One of our limitations was selection bias in the reference population since only children who had received prescription drugs were registered in the IADB.nl. In the IADB.nl, only 65 % of children in the population could be linked to their mother. The most important reasons for missing the linkage were that the mother had a separate address registration number, the mother was registered with another pharmacy in the town, or the mother did not live at the same address [13]. We do not have information on the non-linked children; however, since linkage is based on birth date and address rather than health profiles, the linkage may have been random and is unlikely to have substantially influenced exposure and outcome. Although the Pregnancy IADB can only link a child to a mother if they had taken prescription drugs, it is well-known that approximately 80 % of children, before the age of 2 years, have been prescribed at least one medication that was dispensed from the pharmacy [31]. We therefore assumed that the reference population was comparable to the unselected group.
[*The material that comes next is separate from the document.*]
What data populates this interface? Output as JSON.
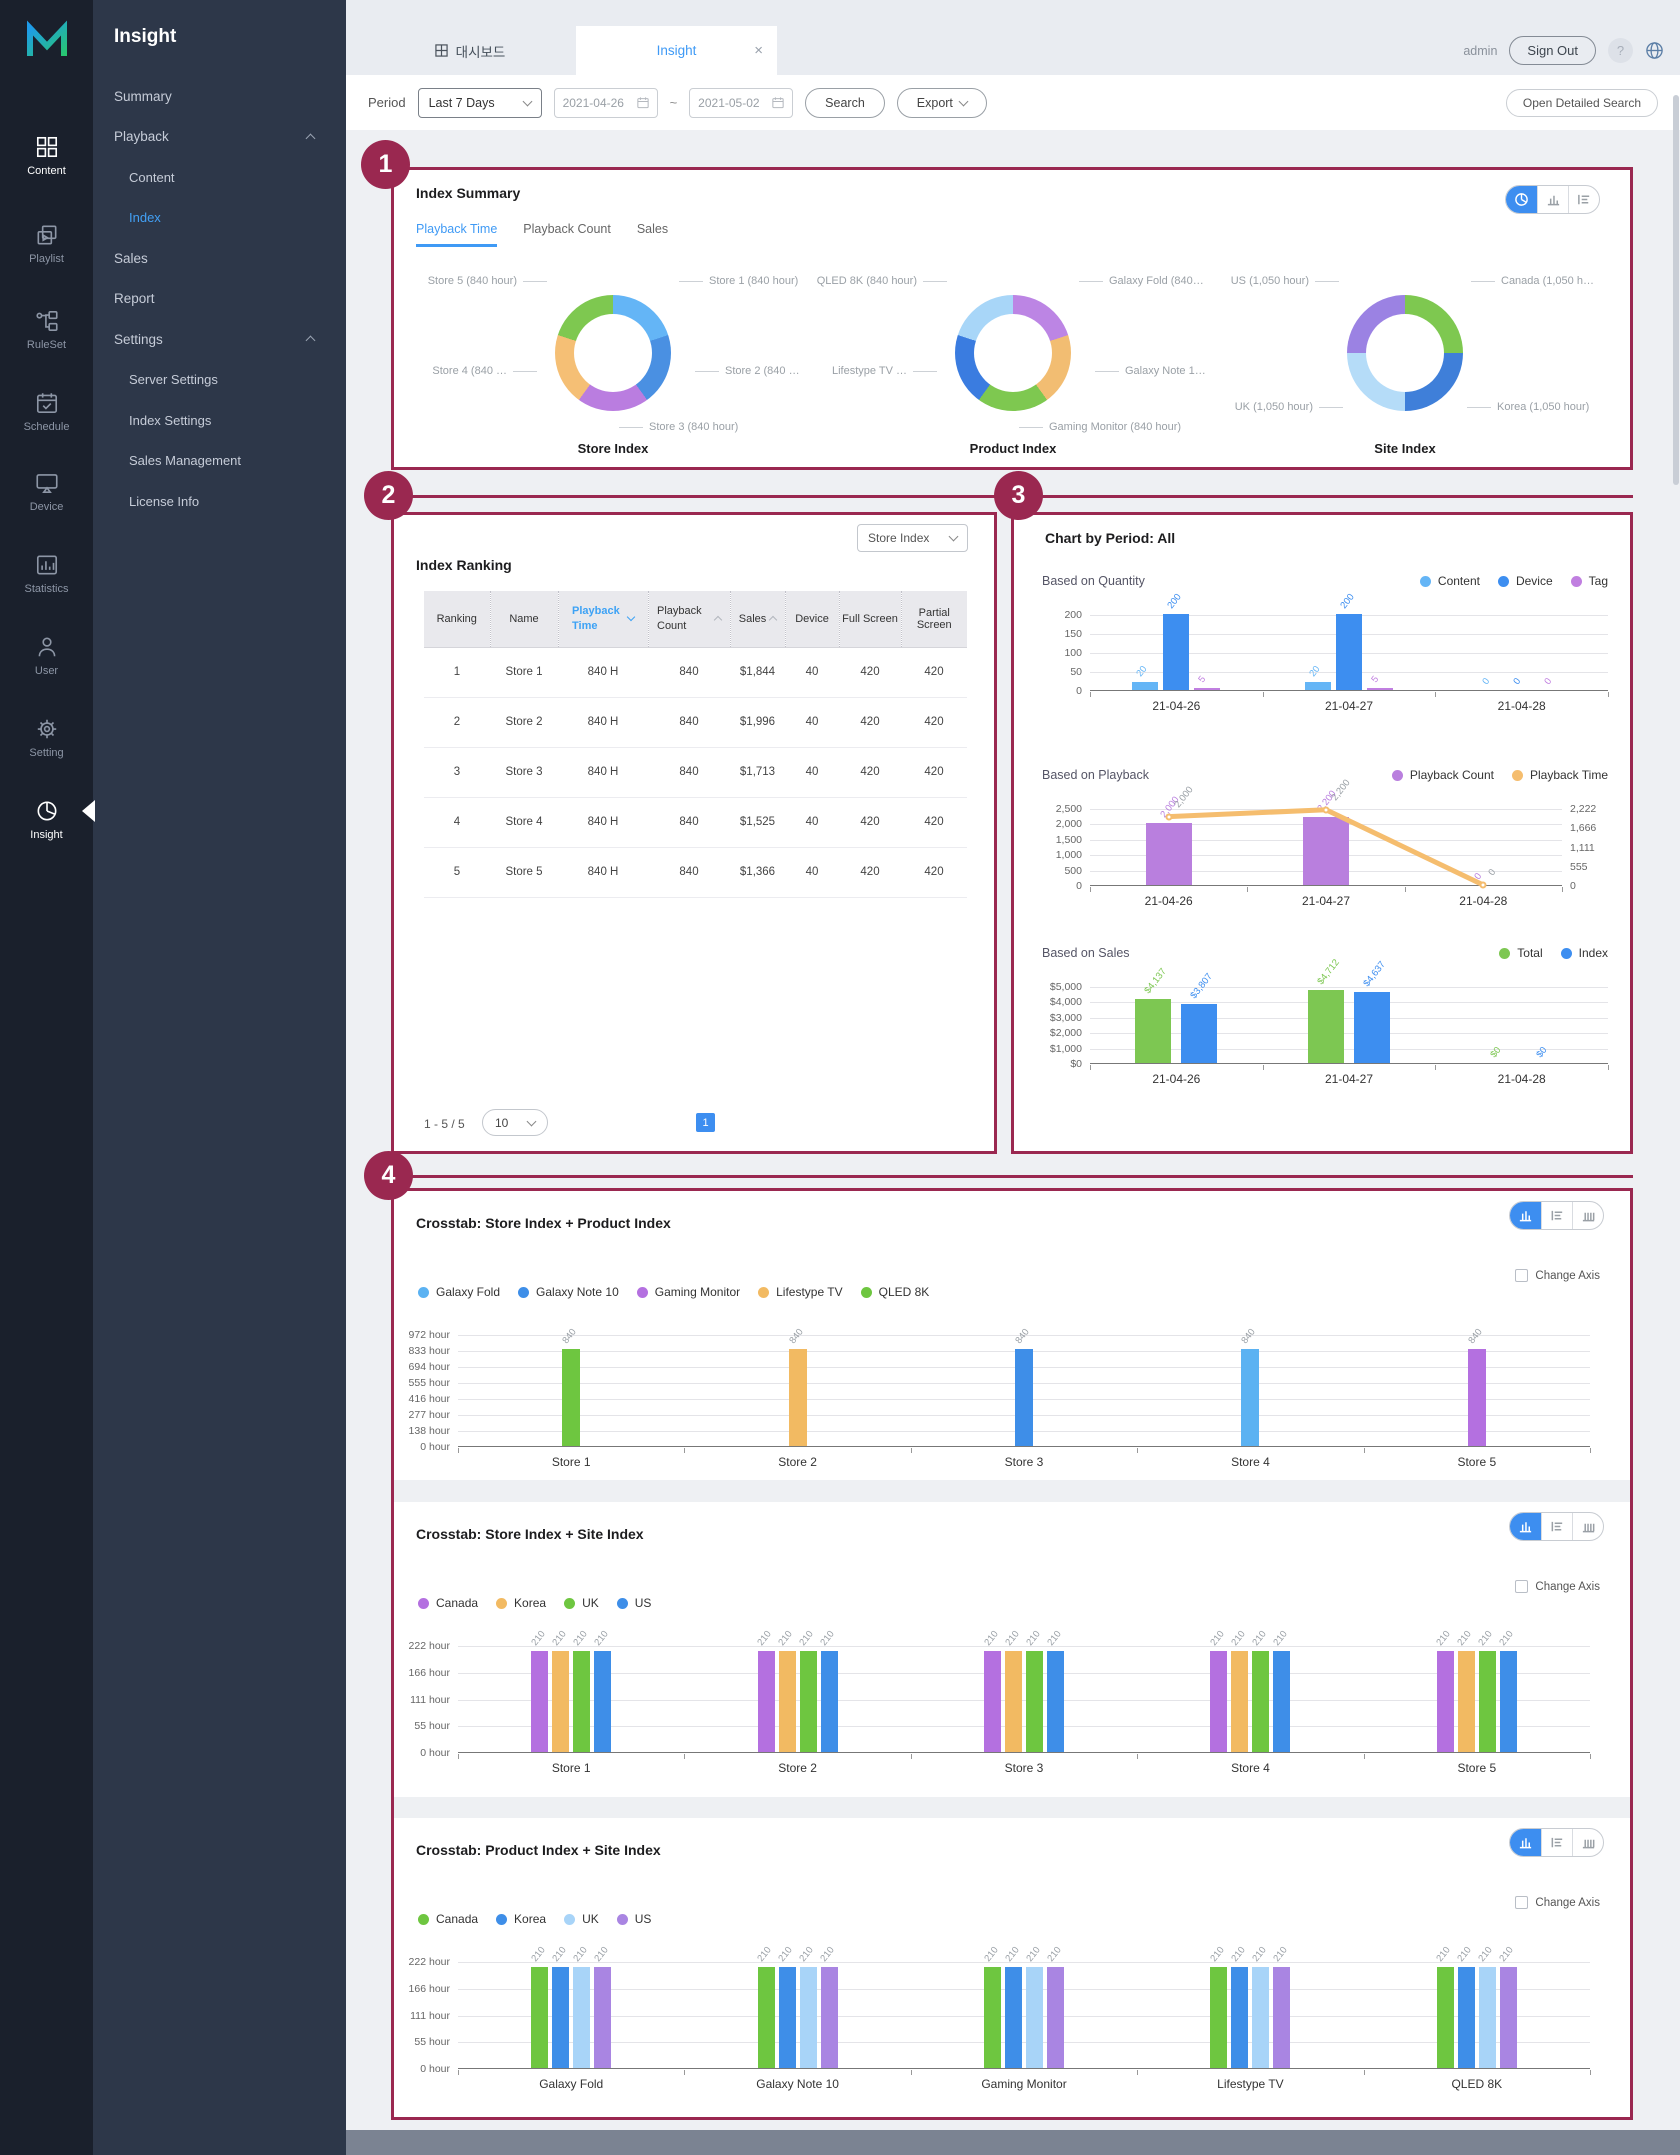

There was also a potential classification bias in the exposure period of drugs in the reference population as the gestational period of the pregnancies in the reference population was based on estimation (assumption of 293 days of gestation). Furthermore, exposure definition differs between cases and the reference population, which is based on actual use and prescriptions, respectively. Actual exposure in the reference population is expected to be lower than observed, which may have led to an underestimation of the observed increased risk. IADB.nl only registered the live births, therefore we cannot include stillborn children and pregnancies that underwent miscarriage or termination. There is a possibility that the risk estimations for congenital anomalies in the results are overestimated if the exposure rate in these children/pregnancies are higher compared with live-born children. However, due to a low rate of stillbirths, miscarriages and terminations of pregnancy in the population-based statistics (0.2–0.4 % for stillbirths [32]), we expect the change to be very minimal. A similar assumption applies to children in the Pregnancy IADB who might also have congenital anomalies. The rate of congenital anomalies is approximately 3 % of the total number of births, therefore these numbers are not expected to cause significant changes in risk estimation [33].

Confounding by indication was also assumed to have minor implications on the results. This type of confounding refers to those situations in which the indication for treatment acts as a confounder, in this case the disease influences the exposure to P-gp substrates and acts as a risk factor for congenital anomalies. In this study, the exposure variable consists of a broad range of drugs, each with specific indications. One of the known risk factors for congenital anomalies is maternal diabetes mellitus [34], and insulin is one of the drugs associated with P-gp transport; however, insulin is an inducer to this transporter, not a substrate, therefore it is not included in the analysis for the effect of P-gp inhibition on the risk of congenital anomalies.

There are also other confounding factors that we were not able to address, such as maternal smoking behavior, alcohol consumption and other risk factors for congenital anomalies. Therefore, our results warrant further epidemiological studies, preferably with a higher number of exposed cases and focusing on exposure to selected teratogenic drugs in specific congenital anomalies in combination with potent inhibitors or inducers.

5 Conclusions

The use of drugs associated with P-gp transport was common in pregnancy, and some mothers had to use more than one of these drugs. For several drug classes that were associated with specific anomalies, P-gp-mediated drug interactions were found to increase the risk for those anomalies. Apart from other factors that may affect fetal drug exposure, for these drug classes, P-gp plays a clinically relevant role in limiting drug exposure, as previously suggested in preclinical studies. The absolute risk of such interactions may be modest, but at the P-gp level it showed a significant increment in the risk of congenital anomalies in drugs suspected to be teratogenic. Moreover, this knowledge may assist drug individualization in pregnancy, especially in chronic diseases.